The area of a triangle is an important aspect to understand, especially when dealing with right triangles. For right triangles, the area can be easily calculated using the formula:

• \[ \text{Area} = \frac{1}{2} \times \text{base} \times \text{height} \]

This formula applies because a right triangle can essentially be thought of as half of a rectangle. The "base" and "height" refer to the two sides that form the right angle. In the given exercise, the area is known as \( 6\sqrt{2} \text{ cm}^2 \), and one of the legs of the triangle is given as either the base or the height, \( \sqrt{12} \text{ cm} \). By substituting these values into the formula and solving for the unknown leg, or side, you can find the length of the other leg. This approach simplifies the process and helps determine the dimensions of any two sides of a right triangle when only one is given.

The Pythagorean Theorem is a fundamental principle in mathematics, especially useful in solving problems related to right triangles. It is expressed with the formula:

• \[ a^2 + b^2 = c^2 \]

In this formula, \(a\) and \(b\) represent the lengths of the two legs of a right triangle, and \(c\) is the length of the hypotenuse, which is the side opposite the right angle.

The theorem states that the square of the hypotenuse is equal to the sum of the squares of the other two sides. In the given exercise, once the lengths of both legs are known (\(\sqrt{12}\) and \(2\sqrt{6}\)), you substitute them into the formula to solve for the hypotenuse. This theorem is a powerful tool in geometry, helping to identify or verify the relationship between the sides of a right triangle.
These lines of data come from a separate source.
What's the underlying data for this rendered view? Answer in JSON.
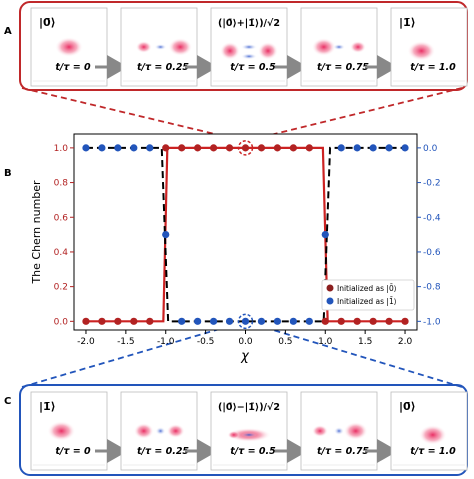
{
  "panels": {
    "a_label": "A",
    "b_label": "B",
    "c_label": "C"
  },
  "panel_a": {
    "frames": [
      {
        "state": "|0̄⟩",
        "time": "t/τ = 0"
      },
      {
        "state": "",
        "time": "t/τ = 0.25"
      },
      {
        "state": "(|0̄⟩+|1̄⟩)/√2",
        "time": "t/τ = 0.5"
      },
      {
        "state": "",
        "time": "t/τ = 0.75"
      },
      {
        "state": "|1̄⟩",
        "time": "t/τ = 1.0"
      }
    ]
  },
  "panel_c": {
    "frames": [
      {
        "state": "|1̄⟩",
        "time": "t/τ = 0"
      },
      {
        "state": "",
        "time": "t/τ = 0.25"
      },
      {
        "state": "(|0̄⟩−|1̄⟩)/√2",
        "time": "t/τ = 0.5"
      },
      {
        "state": "",
        "time": "t/τ = 0.75"
      },
      {
        "state": "|0̄⟩",
        "time": "t/τ = 1.0"
      }
    ]
  },
  "colors": {
    "red": "#b22222",
    "blue": "#2255bb",
    "black": "#000000"
  },
  "chart_data": {
    "type": "line",
    "xlabel": "χ",
    "ylabel": "The Chern number",
    "xlim": [
      -2.15,
      2.15
    ],
    "ylim_left": [
      -0.05,
      1.08
    ],
    "ylim_right": [
      -1.05,
      0.08
    ],
    "xticks": [
      "-2.0",
      "-1.5",
      "-1.0",
      "-0.5",
      "0.0",
      "0.5",
      "1.0",
      "1.5",
      "2.0"
    ],
    "yticks_left": [
      "0.0",
      "0.2",
      "0.4",
      "0.6",
      "0.8",
      "1.0"
    ],
    "yticks_right": [
      "0.0",
      "-0.2",
      "-0.4",
      "-0.6",
      "-0.8",
      "-1.0"
    ],
    "x": [
      -2.0,
      -1.8,
      -1.6,
      -1.4,
      -1.2,
      -1.0,
      -0.8,
      -0.6,
      -0.4,
      -0.2,
      0.0,
      0.2,
      0.4,
      0.6,
      0.8,
      1.0,
      1.2,
      1.4,
      1.6,
      1.8,
      2.0
    ],
    "series": [
      {
        "name": "Initialized as |0̄⟩",
        "axis": "left",
        "values": [
          0,
          0,
          0,
          0,
          0,
          1,
          1,
          1,
          1,
          1,
          1,
          1,
          1,
          1,
          1,
          0,
          0,
          0,
          0,
          0,
          0
        ]
      },
      {
        "name": "Initialized as |1̄⟩",
        "axis": "right",
        "values": [
          0,
          0,
          0,
          0,
          0,
          -0.5,
          -1,
          -1,
          -1,
          -1,
          -1,
          -1,
          -1,
          -1,
          -1,
          -0.5,
          0,
          0,
          0,
          0,
          0
        ]
      }
    ],
    "legend": "lower-right"
  }
}
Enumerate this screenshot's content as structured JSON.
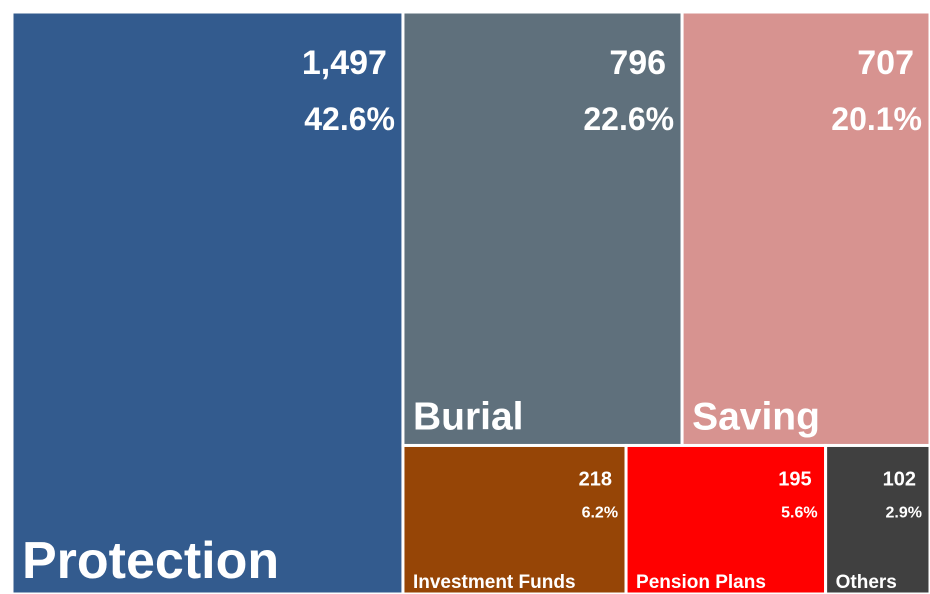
{
  "chart_data": {
    "type": "treemap",
    "categories": [
      "Protection",
      "Burial",
      "Saving",
      "Investment Funds",
      "Pension Plans",
      "Others"
    ],
    "values": [
      1497,
      796,
      707,
      218,
      195,
      102
    ],
    "value_labels": [
      "1,497",
      "796",
      "707",
      "218",
      "195",
      "102"
    ],
    "shares": [
      42.6,
      22.6,
      20.1,
      6.2,
      5.6,
      2.9
    ],
    "share_labels": [
      "42.6%",
      "22.6%",
      "20.1%",
      "6.2%",
      "5.6%",
      "2.9%"
    ],
    "colors": [
      "#335b8e",
      "#5f707c",
      "#d79390",
      "#964506",
      "#ff0000",
      "#404040"
    ]
  }
}
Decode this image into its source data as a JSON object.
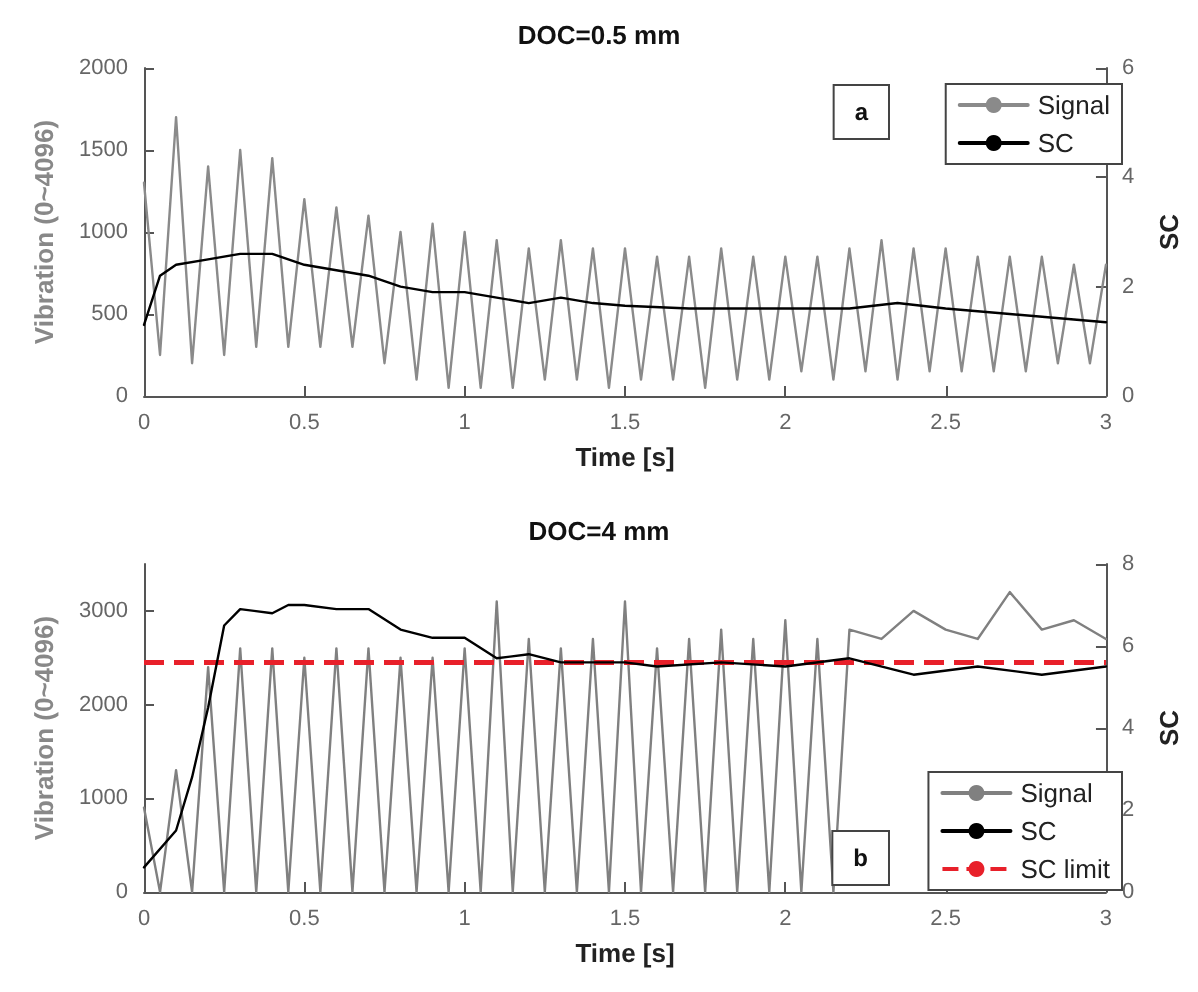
{
  "chart_data": [
    {
      "type": "line",
      "title": "DOC=0.5 mm",
      "xlabel": "Time [s]",
      "ylabel": "Vibration (0~4096)",
      "y2label": "SC",
      "annotations": [
        "a"
      ],
      "xlim": [
        0,
        3
      ],
      "xticks": [
        0,
        0.5,
        1,
        1.5,
        2,
        2.5,
        3
      ],
      "ylim": [
        0,
        2000
      ],
      "yticks": [
        0,
        500,
        1000,
        1500,
        2000
      ],
      "y2lim": [
        0,
        6
      ],
      "y2ticks": [
        0,
        2,
        4,
        6
      ],
      "grid": false,
      "legend": "top right",
      "marker": "none",
      "series": [
        {
          "name": "Signal",
          "color": "#8a8a8a",
          "x": [
            0,
            0.05,
            0.1,
            0.15,
            0.2,
            0.25,
            0.3,
            0.35,
            0.4,
            0.45,
            0.5,
            0.55,
            0.6,
            0.65,
            0.7,
            0.75,
            0.8,
            0.85,
            0.9,
            0.95,
            1,
            1.05,
            1.1,
            1.15,
            1.2,
            1.25,
            1.3,
            1.35,
            1.4,
            1.45,
            1.5,
            1.55,
            1.6,
            1.65,
            1.7,
            1.75,
            1.8,
            1.85,
            1.9,
            1.95,
            2,
            2.05,
            2.1,
            2.15,
            2.2,
            2.25,
            2.3,
            2.35,
            2.4,
            2.45,
            2.5,
            2.55,
            2.6,
            2.65,
            2.7,
            2.75,
            2.8,
            2.85,
            2.9,
            2.95,
            3
          ],
          "values": [
            1300,
            250,
            1700,
            200,
            1400,
            250,
            1500,
            300,
            1450,
            300,
            1200,
            300,
            1150,
            300,
            1100,
            200,
            1000,
            100,
            1050,
            50,
            1000,
            50,
            950,
            50,
            900,
            100,
            950,
            100,
            900,
            50,
            900,
            100,
            850,
            100,
            850,
            50,
            900,
            100,
            850,
            100,
            850,
            150,
            850,
            100,
            900,
            150,
            950,
            100,
            900,
            150,
            900,
            150,
            850,
            150,
            850,
            150,
            850,
            200,
            800,
            200,
            800
          ]
        },
        {
          "name": "SC",
          "color": "#000000",
          "axis": "y2",
          "x": [
            0,
            0.05,
            0.1,
            0.2,
            0.3,
            0.4,
            0.5,
            0.6,
            0.7,
            0.8,
            0.9,
            1,
            1.1,
            1.2,
            1.3,
            1.4,
            1.5,
            1.7,
            2,
            2.2,
            2.35,
            2.5,
            2.7,
            2.9,
            3
          ],
          "values": [
            1.3,
            2.2,
            2.4,
            2.5,
            2.6,
            2.6,
            2.4,
            2.3,
            2.2,
            2,
            1.9,
            1.9,
            1.8,
            1.7,
            1.8,
            1.7,
            1.65,
            1.6,
            1.6,
            1.6,
            1.7,
            1.6,
            1.5,
            1.4,
            1.35
          ]
        }
      ]
    },
    {
      "type": "line",
      "title": "DOC=4 mm",
      "xlabel": "Time [s]",
      "ylabel": "Vibration (0~4096)",
      "y2label": "SC",
      "annotations": [
        "b"
      ],
      "xlim": [
        0,
        3
      ],
      "xticks": [
        0,
        0.5,
        1,
        1.5,
        2,
        2.5,
        3
      ],
      "ylim": [
        0,
        3500
      ],
      "yticks": [
        0,
        1000,
        2000,
        3000
      ],
      "y2lim": [
        0,
        8
      ],
      "y2ticks": [
        0,
        2,
        4,
        6,
        8
      ],
      "grid": false,
      "legend": "bottom right",
      "marker": "none",
      "ref_lines": [
        {
          "axis": "y2",
          "value": 5.6,
          "label": "SC limit",
          "color": "#e8202a",
          "line_style": "dashed"
        }
      ],
      "series": [
        {
          "name": "Signal",
          "color": "#808080",
          "x": [
            0,
            0.05,
            0.1,
            0.15,
            0.2,
            0.25,
            0.3,
            0.35,
            0.4,
            0.45,
            0.5,
            0.55,
            0.6,
            0.65,
            0.7,
            0.75,
            0.8,
            0.85,
            0.9,
            0.95,
            1,
            1.05,
            1.1,
            1.15,
            1.2,
            1.25,
            1.3,
            1.35,
            1.4,
            1.45,
            1.5,
            1.55,
            1.6,
            1.65,
            1.7,
            1.75,
            1.8,
            1.85,
            1.9,
            1.95,
            2,
            2.05,
            2.1,
            2.15,
            2.2,
            2.25,
            2.3,
            2.35,
            2.4,
            2.45,
            2.5,
            2.55,
            2.6,
            2.65,
            2.7,
            2.75,
            2.8,
            2.85,
            2.9,
            2.95,
            3
          ],
          "values": [
            900,
            0,
            1300,
            0,
            2400,
            0,
            2600,
            0,
            2600,
            0,
            2500,
            0,
            2600,
            0,
            2600,
            0,
            2500,
            0,
            2500,
            0,
            2600,
            0,
            3100,
            0,
            2700,
            0,
            2600,
            0,
            2700,
            0,
            3100,
            0,
            2600,
            0,
            2700,
            0,
            2800,
            0,
            2700,
            0,
            2900,
            0,
            2700,
            0,
            2800,
            null,
            2700,
            null,
            3000,
            null,
            2800,
            null,
            2700,
            null,
            3200,
            null,
            2800,
            null,
            2900,
            null,
            2700
          ]
        },
        {
          "name": "SC",
          "color": "#000000",
          "axis": "y2",
          "x": [
            0,
            0.1,
            0.15,
            0.2,
            0.25,
            0.3,
            0.4,
            0.45,
            0.5,
            0.6,
            0.7,
            0.8,
            0.9,
            1,
            1.1,
            1.2,
            1.3,
            1.5,
            1.6,
            1.8,
            2,
            2.2,
            2.4,
            2.6,
            2.8,
            3
          ],
          "values": [
            0.6,
            1.5,
            2.8,
            4.5,
            6.5,
            6.9,
            6.8,
            7,
            7,
            6.9,
            6.9,
            6.4,
            6.2,
            6.2,
            5.7,
            5.8,
            5.6,
            5.6,
            5.5,
            5.6,
            5.5,
            5.7,
            5.3,
            5.5,
            5.3,
            5.5
          ]
        }
      ]
    }
  ]
}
Simplifying square roots is an essential skill in algebra and geometry, allowing for easier calculation and manipulation of equations. When you encounter an expression under a square root, you can sometimes break it down into simpler terms. The exercise showcases a need to simplify expressions like \(\sqrt{12}\) and \(\frac{12\sqrt{2}}{\sqrt{12}}\). Specifically:

• \(\sqrt{12} = \sqrt{4 \times 3} = \sqrt{4} \times \sqrt{3} = 2\sqrt{3}\)
• For the expression \(\frac{12\sqrt{2}}{\sqrt{12}}\), simplify by recognizing that dividing by a square root can be countered by multiplying top and bottom by the conjugate or a complementary square root.

This simplification helps in clearing fractions and making calculations more manageable. As shown, simplifying square roots involves breaking down numbers into their prime factors or recognizing perfect squares within them, thereby reducing complex expressions into more familiar forms allowing easier progress through calculations.